Just lately, an interdisciplinary crew of researchers from the Harvard John A. Paulson Faculty of Engineering and Utilized Sciences (SEAS), in collaboration with The College of Texas at Austin, MIT and Axoft, Inc., developed a mushy implantable gadget with dozens of sensors that may report single-neuron exercise within the mind stably for months.
The analysis was revealed in Nature Nanotechnology.
“We now have developed brain-electronics interfaces with single-cell decision which can be extra biologically compliant than conventional supplies,” mentioned Paul Le Floch, first creator of the paper and former graduate scholar within the lab of Jia Liu, Assistant Professor of Bioengineering at SEAS. “This work has the potential to revolutionize the design of bioelectronics for neural recording and stimulation, and for brain-computer interfaces.”
Le Floch is presently the CEO of Axoft, Inc, an organization based in 2021 by Le Floch, Liu and Tianyang Ye, a former graduate scholar and postdoctoral fellow within the Park Group at Harvard. Harvard’s Workplace of Know-how Growth has protected the mental property related to this analysis and licensed the know-how to Axoft for additional growth.
To beat the tradeoff between high-resolution knowledge price and longevity, the researchers turned to a gaggle of supplies generally known as fluorinated elastomers.
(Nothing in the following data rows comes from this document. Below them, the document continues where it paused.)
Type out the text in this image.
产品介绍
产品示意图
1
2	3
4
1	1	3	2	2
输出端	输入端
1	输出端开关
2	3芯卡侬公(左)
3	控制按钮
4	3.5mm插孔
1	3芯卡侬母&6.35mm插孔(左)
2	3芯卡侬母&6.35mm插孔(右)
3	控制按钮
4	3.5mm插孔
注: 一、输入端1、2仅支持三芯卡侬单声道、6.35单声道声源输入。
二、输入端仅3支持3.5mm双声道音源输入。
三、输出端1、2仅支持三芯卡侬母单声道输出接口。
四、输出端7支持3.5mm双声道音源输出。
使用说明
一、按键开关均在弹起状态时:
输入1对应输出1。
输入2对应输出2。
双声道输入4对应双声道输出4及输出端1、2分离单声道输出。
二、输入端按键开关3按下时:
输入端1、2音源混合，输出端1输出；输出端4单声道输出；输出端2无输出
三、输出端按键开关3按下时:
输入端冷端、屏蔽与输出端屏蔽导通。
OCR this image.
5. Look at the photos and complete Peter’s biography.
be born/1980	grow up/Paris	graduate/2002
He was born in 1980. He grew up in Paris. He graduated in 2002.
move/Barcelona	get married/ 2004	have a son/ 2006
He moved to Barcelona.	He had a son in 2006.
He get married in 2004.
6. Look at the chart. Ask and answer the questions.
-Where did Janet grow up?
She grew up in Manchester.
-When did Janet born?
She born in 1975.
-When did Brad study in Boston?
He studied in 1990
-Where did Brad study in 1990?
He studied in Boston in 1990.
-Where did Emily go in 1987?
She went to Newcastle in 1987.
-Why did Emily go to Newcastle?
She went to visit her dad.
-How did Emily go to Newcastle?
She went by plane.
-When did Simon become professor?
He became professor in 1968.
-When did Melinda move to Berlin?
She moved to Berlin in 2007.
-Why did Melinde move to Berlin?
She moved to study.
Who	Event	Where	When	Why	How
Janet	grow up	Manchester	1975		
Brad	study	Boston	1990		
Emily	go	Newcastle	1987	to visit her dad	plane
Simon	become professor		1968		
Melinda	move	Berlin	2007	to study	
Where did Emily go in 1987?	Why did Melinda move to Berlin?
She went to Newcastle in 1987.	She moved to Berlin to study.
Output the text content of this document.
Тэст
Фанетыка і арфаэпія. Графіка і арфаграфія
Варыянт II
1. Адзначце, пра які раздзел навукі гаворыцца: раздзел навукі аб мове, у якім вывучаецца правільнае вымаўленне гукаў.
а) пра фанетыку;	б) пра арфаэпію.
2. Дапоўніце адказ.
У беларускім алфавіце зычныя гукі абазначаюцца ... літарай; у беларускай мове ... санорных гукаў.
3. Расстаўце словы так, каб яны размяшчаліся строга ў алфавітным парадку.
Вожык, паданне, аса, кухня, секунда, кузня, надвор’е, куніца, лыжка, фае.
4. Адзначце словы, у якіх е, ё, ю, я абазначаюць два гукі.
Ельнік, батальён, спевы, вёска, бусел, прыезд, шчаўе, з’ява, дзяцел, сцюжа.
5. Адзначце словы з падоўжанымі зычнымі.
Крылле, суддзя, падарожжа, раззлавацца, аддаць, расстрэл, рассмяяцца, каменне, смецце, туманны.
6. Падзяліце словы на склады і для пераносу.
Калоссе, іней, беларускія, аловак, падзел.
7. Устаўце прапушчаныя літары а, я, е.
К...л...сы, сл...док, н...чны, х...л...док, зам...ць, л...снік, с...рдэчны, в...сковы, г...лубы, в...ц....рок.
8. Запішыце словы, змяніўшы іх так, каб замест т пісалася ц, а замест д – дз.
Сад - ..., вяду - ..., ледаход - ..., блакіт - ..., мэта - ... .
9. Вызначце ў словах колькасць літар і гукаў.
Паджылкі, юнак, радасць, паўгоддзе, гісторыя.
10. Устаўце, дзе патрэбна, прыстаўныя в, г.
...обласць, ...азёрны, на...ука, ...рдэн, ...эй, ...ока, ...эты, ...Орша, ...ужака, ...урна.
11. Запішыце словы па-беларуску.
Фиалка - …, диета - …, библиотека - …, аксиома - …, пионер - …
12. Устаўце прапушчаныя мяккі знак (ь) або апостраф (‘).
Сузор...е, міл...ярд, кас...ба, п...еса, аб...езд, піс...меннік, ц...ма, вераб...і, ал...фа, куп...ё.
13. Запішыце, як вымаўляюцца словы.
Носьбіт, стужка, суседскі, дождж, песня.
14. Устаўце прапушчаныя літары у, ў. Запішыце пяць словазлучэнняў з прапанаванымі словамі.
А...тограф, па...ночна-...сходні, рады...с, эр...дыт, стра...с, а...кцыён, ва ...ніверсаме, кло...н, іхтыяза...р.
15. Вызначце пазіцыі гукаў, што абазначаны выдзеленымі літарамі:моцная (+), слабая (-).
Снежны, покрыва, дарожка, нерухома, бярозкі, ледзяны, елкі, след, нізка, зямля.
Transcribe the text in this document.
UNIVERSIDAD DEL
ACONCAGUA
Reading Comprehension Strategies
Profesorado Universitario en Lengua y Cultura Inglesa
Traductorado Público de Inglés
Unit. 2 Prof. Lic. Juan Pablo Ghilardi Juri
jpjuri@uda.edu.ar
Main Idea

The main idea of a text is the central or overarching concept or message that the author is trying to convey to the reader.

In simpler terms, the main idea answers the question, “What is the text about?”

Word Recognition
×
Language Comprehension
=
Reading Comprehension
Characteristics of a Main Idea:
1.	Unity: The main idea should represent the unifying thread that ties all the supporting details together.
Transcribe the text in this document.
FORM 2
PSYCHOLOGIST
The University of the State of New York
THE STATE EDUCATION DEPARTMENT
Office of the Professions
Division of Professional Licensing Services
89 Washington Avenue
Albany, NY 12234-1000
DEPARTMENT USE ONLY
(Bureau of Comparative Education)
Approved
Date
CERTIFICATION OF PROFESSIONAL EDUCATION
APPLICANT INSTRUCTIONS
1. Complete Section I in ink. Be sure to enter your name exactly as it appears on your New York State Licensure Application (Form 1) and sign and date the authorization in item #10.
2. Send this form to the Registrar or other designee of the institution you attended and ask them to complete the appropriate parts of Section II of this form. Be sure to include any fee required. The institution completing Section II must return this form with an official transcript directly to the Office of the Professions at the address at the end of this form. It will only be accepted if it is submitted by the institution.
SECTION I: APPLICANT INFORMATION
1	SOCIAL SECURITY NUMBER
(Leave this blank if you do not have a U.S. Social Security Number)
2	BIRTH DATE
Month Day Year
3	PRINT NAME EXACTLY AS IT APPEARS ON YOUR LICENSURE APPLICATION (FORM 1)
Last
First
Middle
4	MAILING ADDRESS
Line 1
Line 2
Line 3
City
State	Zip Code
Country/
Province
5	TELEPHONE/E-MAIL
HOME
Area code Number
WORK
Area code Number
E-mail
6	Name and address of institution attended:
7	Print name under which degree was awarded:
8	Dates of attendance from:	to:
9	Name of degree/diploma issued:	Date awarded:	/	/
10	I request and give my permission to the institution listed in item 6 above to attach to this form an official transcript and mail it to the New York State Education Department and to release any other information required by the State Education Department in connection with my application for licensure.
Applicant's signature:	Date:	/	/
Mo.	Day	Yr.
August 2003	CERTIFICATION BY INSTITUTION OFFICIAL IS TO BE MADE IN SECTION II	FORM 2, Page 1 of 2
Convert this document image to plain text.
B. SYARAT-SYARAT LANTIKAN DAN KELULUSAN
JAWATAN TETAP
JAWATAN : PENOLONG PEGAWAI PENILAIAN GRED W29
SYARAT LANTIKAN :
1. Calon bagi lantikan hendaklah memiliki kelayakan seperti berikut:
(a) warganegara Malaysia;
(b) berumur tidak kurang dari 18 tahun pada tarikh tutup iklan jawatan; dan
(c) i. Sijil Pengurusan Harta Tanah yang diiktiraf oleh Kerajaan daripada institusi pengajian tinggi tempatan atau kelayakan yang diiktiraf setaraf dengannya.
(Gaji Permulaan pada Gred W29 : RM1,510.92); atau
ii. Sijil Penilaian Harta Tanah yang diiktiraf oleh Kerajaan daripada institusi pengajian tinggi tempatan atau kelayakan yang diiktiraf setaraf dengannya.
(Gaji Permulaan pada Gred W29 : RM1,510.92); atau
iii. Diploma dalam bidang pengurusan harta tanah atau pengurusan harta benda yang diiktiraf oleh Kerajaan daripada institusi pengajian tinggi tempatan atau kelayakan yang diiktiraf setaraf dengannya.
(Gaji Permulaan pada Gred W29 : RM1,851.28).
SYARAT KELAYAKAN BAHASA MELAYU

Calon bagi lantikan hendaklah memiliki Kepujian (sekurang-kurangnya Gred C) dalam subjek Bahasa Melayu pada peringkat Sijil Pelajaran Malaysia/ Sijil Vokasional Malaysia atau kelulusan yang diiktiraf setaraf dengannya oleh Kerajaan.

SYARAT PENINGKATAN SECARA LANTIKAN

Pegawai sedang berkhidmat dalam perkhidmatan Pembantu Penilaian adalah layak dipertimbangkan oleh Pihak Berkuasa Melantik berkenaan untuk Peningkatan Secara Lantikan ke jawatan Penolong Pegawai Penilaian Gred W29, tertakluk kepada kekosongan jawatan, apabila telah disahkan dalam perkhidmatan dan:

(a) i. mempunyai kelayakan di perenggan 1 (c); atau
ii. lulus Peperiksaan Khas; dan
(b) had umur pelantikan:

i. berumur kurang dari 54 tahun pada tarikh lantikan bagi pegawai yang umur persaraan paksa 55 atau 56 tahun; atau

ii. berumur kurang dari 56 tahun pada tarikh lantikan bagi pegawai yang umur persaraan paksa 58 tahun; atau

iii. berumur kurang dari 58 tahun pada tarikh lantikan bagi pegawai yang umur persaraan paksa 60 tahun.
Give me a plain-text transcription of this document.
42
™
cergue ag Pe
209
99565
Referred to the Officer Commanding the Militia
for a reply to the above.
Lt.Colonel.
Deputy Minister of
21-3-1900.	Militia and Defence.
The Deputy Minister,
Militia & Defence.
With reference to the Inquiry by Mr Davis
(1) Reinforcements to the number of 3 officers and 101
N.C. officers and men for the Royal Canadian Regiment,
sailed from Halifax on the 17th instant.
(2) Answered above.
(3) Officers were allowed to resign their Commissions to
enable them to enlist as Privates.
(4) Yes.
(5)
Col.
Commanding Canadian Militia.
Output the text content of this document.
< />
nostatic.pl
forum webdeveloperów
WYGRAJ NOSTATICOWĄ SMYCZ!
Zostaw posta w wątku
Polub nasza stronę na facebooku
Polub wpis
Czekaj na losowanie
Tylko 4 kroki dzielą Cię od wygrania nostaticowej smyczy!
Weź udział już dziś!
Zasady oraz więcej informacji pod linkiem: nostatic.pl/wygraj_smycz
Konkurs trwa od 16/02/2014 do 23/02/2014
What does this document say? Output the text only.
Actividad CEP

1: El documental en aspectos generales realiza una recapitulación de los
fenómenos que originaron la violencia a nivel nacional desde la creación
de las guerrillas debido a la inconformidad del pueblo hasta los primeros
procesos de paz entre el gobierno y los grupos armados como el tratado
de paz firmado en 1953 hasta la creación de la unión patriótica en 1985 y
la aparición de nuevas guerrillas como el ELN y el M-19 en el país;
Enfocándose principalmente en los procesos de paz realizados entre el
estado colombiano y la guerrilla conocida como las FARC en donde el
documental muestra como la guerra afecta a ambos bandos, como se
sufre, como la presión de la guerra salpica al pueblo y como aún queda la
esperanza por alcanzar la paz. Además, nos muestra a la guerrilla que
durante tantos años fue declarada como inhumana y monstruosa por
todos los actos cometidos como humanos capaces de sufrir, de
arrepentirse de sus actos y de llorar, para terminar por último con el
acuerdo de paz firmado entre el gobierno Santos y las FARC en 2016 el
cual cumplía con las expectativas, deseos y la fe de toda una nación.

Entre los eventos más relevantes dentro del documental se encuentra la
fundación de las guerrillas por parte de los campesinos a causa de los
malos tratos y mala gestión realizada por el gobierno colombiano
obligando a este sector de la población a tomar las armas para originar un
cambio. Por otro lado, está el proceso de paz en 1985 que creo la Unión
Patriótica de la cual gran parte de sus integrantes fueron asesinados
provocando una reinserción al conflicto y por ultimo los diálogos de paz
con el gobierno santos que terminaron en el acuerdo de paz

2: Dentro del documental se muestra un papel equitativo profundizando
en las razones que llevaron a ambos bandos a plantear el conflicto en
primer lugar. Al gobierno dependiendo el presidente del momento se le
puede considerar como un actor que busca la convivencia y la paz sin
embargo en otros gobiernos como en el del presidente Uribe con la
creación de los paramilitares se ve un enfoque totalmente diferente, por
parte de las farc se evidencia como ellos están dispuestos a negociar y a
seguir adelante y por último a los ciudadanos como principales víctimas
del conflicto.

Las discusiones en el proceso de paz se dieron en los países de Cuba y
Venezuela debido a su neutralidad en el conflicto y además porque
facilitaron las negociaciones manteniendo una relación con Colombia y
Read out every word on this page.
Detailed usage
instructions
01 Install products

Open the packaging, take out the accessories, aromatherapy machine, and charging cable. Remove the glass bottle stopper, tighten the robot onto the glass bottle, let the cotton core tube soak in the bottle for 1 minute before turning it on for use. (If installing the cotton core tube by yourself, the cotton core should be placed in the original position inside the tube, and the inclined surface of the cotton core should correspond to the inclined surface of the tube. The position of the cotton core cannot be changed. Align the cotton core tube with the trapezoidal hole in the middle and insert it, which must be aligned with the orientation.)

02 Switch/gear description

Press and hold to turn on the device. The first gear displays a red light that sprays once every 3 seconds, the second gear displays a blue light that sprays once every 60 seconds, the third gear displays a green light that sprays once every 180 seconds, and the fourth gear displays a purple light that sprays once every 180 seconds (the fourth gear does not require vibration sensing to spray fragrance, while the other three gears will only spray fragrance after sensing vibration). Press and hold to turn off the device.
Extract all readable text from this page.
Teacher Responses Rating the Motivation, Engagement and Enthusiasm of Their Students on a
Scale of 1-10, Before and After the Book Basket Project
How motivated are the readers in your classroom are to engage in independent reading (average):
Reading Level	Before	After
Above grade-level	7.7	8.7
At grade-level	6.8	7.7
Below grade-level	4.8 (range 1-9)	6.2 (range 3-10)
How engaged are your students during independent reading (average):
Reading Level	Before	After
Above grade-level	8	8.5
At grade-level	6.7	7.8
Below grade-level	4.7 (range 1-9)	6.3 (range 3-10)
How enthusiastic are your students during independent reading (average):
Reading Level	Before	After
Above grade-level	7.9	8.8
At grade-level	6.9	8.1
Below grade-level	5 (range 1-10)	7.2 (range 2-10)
Fluorinated supplies, like Teflon, are resilient, steady in biofluids, have glorious long-term dielectic efficiency, and are suitable with normal microfabrication strategies.
The researchers built-in these fluorinated dielectric elastomers with stacks of soppy microelectrodes — 64 sensors in complete — to develop a long-lasting probe that’s 10,000 occasions softer than standard versatile probes made from supplies engineering plastics, resembling polyimide or parylene C.
The crew demonstrated the gadget in vivo, recording neural data from the mind and spinal cords of mice over the course of a number of months.
“Our analysis highlights that, by rigorously engineering varied elements, it’s possible to design novel elastomers for long-term-stable neural interfaces,” mentioned Liu, who’s the corresponding creator of the paper. “This examine may broaden the vary of design prospects for neural interfaces.”
The interdisciplinary analysis crew additionally included SEAS Professors Katia Bertoldi, Boris Kozinsky and Zhigang Suo.
“Designing new neural probes and interfaces is a really interdisciplinary drawback that requires experience in biology, electrical engineering, supplies science, mechanical and chemical engineering,” mentioned Le Floch.
The analysis was co-authored by Siyuan Zhao, Ren Liu, Nicola Molinari, Eder Medina, Hao Shen, Zheliang Wang, Junsoo Kim, Hao Sheng, Sebastian Partarrieu, Wenbo Wang, Chanan Sessler, Guogao Zhang, Hyunsu Park, Xian Gong, Andrew Spencer, Jongha Lee, Tianyang Ye, Xin Tang, Xiao Wang and Nanshu Lu.
The work was supported by the Nationwide Science Basis by means of the Harvard College Supplies Analysis Science and Engineering Heart Grant No. DMR-2011754.